I'VE BEEN having these strange pains in my head. They are concentrated in small spots around the ears. Thank God I read a newspaper piece about mobile phones and brain tumours otherwise I might never have noticed. And as for the pains I get when I write about breast cancer! You just don't know.

Well actually you do, because apparently for the reader hypochondria can be even more scary. So, at the end of breast cancer awareness month, it is worth remembering that most of us are perfectly well. It is easy to think that an early death is inevitable; that if cancer doesn't get you, pollution, CJD or a heart attack will. Media and public interest in disease inevitably focuses on the tragic, the young and the painful. We tend to forget that this is the healthiest and longest-lived period in human history.

"People can't judge probability," says Dr Eamonn Ferguson, senior lecturer in psychology at Nottingham University. "People overestimate low risk events and underestimate high risk ones." (Otherwise no one would buy a lottery ticket). "The reason is that the brain remembers vivid events like someone young dying of cancer or an aeroplane crash."
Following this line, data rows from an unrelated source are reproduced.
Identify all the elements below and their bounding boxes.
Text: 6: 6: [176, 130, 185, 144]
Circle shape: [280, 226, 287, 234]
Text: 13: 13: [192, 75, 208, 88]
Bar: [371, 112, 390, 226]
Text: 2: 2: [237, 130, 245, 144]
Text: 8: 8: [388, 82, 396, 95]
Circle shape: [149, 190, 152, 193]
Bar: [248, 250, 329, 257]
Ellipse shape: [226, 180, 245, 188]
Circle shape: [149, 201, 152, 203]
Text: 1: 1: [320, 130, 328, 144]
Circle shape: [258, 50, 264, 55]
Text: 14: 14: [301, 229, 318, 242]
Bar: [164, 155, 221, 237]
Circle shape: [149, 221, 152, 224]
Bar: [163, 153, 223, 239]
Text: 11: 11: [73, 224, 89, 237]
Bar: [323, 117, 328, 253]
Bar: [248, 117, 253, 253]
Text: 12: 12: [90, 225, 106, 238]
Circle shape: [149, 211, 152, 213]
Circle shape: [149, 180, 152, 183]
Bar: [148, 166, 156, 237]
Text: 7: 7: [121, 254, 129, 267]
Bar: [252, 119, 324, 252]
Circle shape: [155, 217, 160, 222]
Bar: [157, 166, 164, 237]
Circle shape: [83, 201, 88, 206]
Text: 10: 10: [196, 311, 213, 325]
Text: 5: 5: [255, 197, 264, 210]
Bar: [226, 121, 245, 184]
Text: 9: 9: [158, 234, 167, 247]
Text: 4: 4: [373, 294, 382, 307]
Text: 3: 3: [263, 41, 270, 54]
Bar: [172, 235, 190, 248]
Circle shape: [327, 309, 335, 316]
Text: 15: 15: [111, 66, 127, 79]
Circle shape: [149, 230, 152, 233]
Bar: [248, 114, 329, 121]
The risk of getting breast cancer over a lifetime is one in 11 (but doesn't it sound better if you tell yourself that you are 91 per cent unlikely to get it?). However, that includes all the people who get the disease at 85 and the ones who have a lump removed and then recover. The actual risk of dying of breast cancer before the age of 40 is just under one in a 1,000. And brain tumours? Hardly anyone gets one. Not even Woody Allen. It just seems common because if anyone gets one everybody hears about it.

Our health panic is fuelled by good intentions: health education messages that need to be fairly scary or no one will take any notice; newspaper articles that try to keep people reading. We believe that it is normal to feel well all of the time because the smily people in advertisements are always glowing. People in Casualty never get indigestion. In the media world you are either wonderful or hanging on by a thread.

But real life is full of non-events. Dr Ingvard Wilhemsen at the University of Bergen in Norway says that in any one week 80 per cent of people have unexplained pains which are nothing at all. We worry because we are in an unfortunate state of half-knowledge. We are more knowledgeable than previous generations; we know that people get brain tumours and that doctors can mis-diagnose, but we don't know enough to reassure ourselves.

It is absolutely possible to feel pain when nothing is wrong and not to feel pain when damage has been done. "People can feel more pain at the dentist if they are afraid," says Dr Paul Salkovskis, hypocondriasis expert at Oxford University. "But then there are accounts of people coming off the battlefield with bullet holes through their hands, laughing because it doesn't hurt."

Hypochondria can itself cause pain. "If you have a fear of Hodgkin's Disease," says Dr Salkovskis, "and you know that one of the symptoms is enlarged glands, the anxious checking you do may mean by the end of the day, you do have enlarged glands." This can be used to help people. Dr Salkovskis encourages patients to worry as much as possible and watch how this can bring on the sensations.

The good news is that there is no established link between worrying about cancer and getting it. Actually, hypochondriacs are less likely to get ill because they look after themselves. The compromise that we need to reach is to remain vigilant but not worry. We want to have control over our lives but we can't so we might as well be cheerful. For, as Dr Wilhelmsen says, there are no medical certainties to give the hypochondriac. "Nothing is 100 per cent certain except dying, which isn't exactly a comfort." Just take deep breaths.